Among the many changes caused by COVID-19, the pandemic has been an interesting barometer in terms of the scale and effectiveness of support measures by government and central banks.

And recent price action this week illustrates how sensitive markets still are to changes in the stimulus outlook.

Last week provided a good example, when the head honcho of the US central bank, Jerome Powell, said he expected interest rates would stay anchored (at zero) through until 2022.

In one sense, that could be considered relatively dovish guidance, but it wasn’t enough for markets. Powell also noted the US economy faced significant challenges ahead, and sentiment rapidly reversed, culminating in a 5.89 per cent crash for the S&P500 last Thursday.

Then on Monday, the Fed announced it would expand its bond-buying program to include corporate bonds to help maintain market liquidity.

The response from stocks was equally impressive, as the S&P500 reversed course from a 2 per cent drop to finish with a 0.83 per cent gain.

Nigel Green, chief executive at investment firm deVere Group, wrote this week that the extra stimulus is acting as a “backstop” or “floor” for equities.

And highlighting the change in market expectations, Green said the additional support measures were “widely expected”.

“Therefore, investors who have been paying attention have been topping-up their investment portfolios recently, as entry points will inevitably continue to go higher as we move forward,” Green said.


All eyes on the government

ASX stocks rose strongly yesterday on the back of the US lead, but what also provided a catalyst for returns were talks of further government stimulus, along with central bank help.

Specifically, reports indicated that President Trump was considering the launch of an additional $US1 trillion (~$1.4 trillion) infrastructure stimulus plan.

It follows the passage of a $US2 trillion virus-protection bill — the largest piece of approved spending in US history.

And it raises the question — have governments provided a near-term floor under markets? On the local front, the Morrison government has flagged plans to begin winding back its stimulus measures — led by the ~$70bn JobKeeper program — as the economy opens back up.

But if there’s further unexpected virus-related problems down the road, investors may need to factor in that the government will again be there to provide support.

That variable was neatly articulated by Pengana fund manager Ed Prendergast, in a recent interview with Stockhead.

“If you look at Australia before JobKeeper, it looked like retailers in Australia would go broke, not to mention pubs and gyms,” Prendergast said.
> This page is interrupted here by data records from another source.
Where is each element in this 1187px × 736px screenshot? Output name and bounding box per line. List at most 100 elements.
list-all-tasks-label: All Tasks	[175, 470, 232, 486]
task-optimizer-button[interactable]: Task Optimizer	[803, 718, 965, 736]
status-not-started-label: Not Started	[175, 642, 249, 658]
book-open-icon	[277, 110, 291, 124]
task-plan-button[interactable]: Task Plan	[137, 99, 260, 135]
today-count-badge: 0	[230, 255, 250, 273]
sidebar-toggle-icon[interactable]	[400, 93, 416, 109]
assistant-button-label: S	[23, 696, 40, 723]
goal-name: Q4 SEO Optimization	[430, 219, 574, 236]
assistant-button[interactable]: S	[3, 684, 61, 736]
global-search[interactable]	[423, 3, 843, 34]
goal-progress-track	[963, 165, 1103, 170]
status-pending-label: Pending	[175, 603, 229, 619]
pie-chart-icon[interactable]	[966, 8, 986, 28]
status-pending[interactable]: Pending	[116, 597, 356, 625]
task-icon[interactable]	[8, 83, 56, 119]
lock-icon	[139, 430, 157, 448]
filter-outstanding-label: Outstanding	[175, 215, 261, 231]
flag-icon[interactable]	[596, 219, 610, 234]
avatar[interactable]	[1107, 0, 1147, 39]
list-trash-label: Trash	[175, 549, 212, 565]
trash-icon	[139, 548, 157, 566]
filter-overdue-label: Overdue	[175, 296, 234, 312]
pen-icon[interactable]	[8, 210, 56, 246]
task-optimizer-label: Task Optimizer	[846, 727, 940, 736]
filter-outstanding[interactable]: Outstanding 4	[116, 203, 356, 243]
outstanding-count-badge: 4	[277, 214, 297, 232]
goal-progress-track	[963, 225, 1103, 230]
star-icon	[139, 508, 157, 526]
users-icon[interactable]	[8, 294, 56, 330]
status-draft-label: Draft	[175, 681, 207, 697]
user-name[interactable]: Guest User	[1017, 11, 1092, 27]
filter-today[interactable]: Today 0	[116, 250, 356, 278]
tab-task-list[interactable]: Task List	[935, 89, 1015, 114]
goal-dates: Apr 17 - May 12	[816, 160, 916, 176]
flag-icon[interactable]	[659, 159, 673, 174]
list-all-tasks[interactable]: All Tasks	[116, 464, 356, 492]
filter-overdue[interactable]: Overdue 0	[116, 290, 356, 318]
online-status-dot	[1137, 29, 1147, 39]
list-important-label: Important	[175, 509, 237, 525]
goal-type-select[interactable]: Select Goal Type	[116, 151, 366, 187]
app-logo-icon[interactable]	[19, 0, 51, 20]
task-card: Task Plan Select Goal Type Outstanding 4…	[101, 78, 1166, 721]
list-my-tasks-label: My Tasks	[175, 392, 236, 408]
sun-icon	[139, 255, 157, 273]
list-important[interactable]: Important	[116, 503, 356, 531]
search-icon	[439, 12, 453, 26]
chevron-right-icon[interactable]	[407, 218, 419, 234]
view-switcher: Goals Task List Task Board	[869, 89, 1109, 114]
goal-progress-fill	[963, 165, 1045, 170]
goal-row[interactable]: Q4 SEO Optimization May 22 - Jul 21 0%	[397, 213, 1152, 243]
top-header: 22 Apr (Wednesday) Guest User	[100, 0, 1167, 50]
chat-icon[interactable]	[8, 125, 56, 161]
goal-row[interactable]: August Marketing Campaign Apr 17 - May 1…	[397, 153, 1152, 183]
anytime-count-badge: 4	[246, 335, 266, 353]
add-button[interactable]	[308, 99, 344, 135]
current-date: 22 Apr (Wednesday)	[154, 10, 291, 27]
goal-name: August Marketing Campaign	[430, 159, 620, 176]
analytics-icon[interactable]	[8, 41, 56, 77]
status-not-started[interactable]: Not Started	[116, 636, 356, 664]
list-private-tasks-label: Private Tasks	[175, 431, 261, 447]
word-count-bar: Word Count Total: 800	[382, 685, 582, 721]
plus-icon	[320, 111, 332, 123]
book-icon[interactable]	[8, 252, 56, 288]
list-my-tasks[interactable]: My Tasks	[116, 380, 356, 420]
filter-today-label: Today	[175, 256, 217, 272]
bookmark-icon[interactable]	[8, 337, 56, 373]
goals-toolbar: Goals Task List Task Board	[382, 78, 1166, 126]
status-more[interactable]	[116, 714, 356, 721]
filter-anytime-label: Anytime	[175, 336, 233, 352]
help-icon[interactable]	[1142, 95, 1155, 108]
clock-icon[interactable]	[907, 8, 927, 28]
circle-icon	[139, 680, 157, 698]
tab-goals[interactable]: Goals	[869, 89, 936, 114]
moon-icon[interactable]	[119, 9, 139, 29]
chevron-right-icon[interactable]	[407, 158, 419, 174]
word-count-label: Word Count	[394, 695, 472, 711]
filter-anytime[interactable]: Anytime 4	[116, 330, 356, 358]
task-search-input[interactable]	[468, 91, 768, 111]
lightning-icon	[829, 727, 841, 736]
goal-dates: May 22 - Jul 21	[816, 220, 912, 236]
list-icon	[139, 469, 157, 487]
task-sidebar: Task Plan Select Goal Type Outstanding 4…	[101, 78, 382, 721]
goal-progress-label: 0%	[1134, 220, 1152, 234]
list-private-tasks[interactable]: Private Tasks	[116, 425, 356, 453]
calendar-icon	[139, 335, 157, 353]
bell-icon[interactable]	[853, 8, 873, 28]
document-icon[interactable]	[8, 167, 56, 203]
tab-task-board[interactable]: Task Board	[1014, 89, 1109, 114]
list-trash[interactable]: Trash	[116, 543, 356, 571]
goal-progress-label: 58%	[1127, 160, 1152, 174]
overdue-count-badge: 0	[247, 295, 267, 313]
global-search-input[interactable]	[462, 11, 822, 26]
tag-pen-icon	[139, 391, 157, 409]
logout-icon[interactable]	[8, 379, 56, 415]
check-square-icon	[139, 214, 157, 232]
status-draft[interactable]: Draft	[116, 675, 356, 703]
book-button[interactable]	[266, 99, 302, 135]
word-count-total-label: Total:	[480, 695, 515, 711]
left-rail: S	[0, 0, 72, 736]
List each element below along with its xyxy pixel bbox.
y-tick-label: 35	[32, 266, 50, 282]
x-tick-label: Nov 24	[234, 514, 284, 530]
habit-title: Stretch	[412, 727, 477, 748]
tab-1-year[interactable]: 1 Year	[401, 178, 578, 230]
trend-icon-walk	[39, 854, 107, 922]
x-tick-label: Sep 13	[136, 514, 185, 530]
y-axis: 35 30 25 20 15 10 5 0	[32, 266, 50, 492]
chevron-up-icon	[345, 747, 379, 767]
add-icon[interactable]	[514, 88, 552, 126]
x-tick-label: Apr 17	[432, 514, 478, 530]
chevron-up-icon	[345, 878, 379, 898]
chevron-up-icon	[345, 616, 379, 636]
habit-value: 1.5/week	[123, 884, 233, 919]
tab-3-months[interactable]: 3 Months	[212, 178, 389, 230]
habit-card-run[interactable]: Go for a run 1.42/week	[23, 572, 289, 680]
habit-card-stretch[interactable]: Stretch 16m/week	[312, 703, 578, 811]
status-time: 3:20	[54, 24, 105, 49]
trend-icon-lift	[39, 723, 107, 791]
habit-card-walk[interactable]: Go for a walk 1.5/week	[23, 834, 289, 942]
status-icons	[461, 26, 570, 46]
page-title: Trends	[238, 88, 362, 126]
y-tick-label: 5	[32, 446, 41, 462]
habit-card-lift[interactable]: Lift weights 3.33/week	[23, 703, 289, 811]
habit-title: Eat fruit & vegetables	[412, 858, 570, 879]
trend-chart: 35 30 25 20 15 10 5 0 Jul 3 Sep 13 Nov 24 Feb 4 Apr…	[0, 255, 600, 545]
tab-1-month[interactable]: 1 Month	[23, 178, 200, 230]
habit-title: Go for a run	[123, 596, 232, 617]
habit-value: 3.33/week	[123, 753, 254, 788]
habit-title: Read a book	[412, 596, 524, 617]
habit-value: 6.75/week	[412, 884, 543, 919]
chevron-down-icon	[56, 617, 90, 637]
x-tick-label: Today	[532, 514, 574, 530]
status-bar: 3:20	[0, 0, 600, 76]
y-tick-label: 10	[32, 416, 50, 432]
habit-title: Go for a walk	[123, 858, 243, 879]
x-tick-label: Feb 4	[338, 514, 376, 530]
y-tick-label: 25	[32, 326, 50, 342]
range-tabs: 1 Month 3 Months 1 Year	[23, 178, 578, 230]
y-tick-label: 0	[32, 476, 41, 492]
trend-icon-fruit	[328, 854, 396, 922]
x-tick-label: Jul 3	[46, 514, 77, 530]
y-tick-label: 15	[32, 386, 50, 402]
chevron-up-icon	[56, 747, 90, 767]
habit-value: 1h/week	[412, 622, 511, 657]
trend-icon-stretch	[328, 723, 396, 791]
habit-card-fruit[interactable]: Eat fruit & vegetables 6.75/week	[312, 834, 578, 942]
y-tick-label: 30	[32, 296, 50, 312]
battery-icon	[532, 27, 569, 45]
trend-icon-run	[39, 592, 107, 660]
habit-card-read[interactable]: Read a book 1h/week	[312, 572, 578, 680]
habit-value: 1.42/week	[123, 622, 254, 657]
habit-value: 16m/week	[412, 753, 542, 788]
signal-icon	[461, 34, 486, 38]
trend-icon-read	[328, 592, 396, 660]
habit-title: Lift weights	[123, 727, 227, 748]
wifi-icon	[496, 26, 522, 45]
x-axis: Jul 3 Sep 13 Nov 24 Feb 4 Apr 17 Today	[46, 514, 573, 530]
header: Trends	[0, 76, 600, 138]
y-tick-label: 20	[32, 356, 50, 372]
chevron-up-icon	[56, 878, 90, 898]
“No one predicted the stimulus that came through and flattened those disastrous economic implications. So you have to make an assessment from here — if things get worse that’s bad but equally, will there be another cheque written to take the edge off that negative impact?”

In his research note this week, deVere’s Green remains bullish on the short-term outlook — largely due to the effect of policy stimulus.

“This will support and likely boost asset prices moving forward,” Green said. “Investors will now be eyeing the opportunities before any fresh or enhanced stimulus packages are announced.”